Simeon John Trudeau Jr. (February 26, 1927 – November 3, 2008) was an American musician who expanded the music department at Portland State University and helped co-found the outdoor Britt Festival of performing arts in Jacksonville, Oregon, the first of its kind in the Pacific Northwest.

==Biography==
Trudeau was born in Salem, Massachusetts, the son of Simeon John Trudeau and Adelina Beatrice Chapman. In 1951, Trudeau came to Portland, Oregon, to join the Oregon Symphony as its principal trombone player. Trudeau first came to Southern Oregon in 1955 with the Portland Symphonic Brass Ensemble for a performance at the Oregon Shakespeare Festival in Ashland, Oregon, whose founder suggested the creation of a classical musical festival in the area. Trudeau began a search, hoping to find an area that would be like Tanglewood in Massachusetts, home of the Tanglewood Music Festival.

Together with Sam McKinney they established the Britt Festival in 1963 as a two-week-long celebration of music in Jacksonville, described by The Oregonian as "a picturesque former gold-mining town in southern Oregon". The two had been searching for a site and found it in an area that had been homesteaded by Peter Britt in the 1850s, and recognized that the site's natural acoustics made it appropriate for outdoor performances. The only such festival on the West Coast of the United States when it was created, the stages were constructed with plywood and canvas, with lights set inside tin cans. By the time of Trudeau's death in 2008, the event had grown to a four-month-long performing arts event from June into September, featuring top names in classical, dance, pop, rock and musical theater and inspiring dozens of other festivals throughout the West.

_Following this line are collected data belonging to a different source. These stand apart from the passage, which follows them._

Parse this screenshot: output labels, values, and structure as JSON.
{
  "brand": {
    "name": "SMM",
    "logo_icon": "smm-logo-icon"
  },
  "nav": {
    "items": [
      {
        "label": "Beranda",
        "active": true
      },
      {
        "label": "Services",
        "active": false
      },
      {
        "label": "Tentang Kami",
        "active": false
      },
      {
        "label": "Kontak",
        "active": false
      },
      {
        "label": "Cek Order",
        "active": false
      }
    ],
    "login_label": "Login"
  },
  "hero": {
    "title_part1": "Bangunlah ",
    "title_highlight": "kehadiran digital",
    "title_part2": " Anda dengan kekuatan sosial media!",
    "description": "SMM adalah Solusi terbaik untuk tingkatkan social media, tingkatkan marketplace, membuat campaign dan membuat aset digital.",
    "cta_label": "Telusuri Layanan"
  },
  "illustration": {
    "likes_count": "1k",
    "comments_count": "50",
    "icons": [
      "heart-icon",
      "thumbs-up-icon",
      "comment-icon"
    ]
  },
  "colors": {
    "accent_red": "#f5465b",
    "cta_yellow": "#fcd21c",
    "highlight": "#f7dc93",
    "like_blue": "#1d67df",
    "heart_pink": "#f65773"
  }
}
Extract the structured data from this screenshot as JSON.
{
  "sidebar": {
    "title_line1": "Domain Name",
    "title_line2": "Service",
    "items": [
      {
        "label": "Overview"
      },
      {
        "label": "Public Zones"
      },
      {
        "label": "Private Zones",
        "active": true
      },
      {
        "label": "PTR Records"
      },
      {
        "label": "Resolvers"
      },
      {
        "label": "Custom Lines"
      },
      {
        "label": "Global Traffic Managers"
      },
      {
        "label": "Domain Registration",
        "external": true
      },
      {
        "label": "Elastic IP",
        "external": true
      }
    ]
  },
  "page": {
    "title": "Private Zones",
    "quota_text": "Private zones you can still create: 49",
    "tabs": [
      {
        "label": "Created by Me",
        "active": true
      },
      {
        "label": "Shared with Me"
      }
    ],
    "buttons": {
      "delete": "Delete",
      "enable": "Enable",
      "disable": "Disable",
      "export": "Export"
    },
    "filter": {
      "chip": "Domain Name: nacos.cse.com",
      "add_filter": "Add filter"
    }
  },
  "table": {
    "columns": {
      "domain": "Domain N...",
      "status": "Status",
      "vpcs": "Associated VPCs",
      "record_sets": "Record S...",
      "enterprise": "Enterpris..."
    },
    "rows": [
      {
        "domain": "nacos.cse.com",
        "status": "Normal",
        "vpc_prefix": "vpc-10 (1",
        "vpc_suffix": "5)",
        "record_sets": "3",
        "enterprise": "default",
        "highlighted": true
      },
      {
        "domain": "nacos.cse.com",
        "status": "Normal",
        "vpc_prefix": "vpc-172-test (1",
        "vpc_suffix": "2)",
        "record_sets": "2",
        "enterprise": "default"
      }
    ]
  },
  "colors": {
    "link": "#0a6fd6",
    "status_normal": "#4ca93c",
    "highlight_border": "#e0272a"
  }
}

Starting as an instructor, Trudeau spent 32 years at Portland State, rising to full professor, and was later appointed department chairman and ultimately dean of the School of Fine and Performing Arts. In 1977, he hired the members of the Florestan Trio as artists-in-residence and faculty members in the music department. With the group's appointment, the music department was able to attract better-qualified students. The university orchestra, which Trudeau conducted, expanded in size and improved in quality.

Trudeau died at age 81 on November 3, 2008, from complications related to congestive heart failure.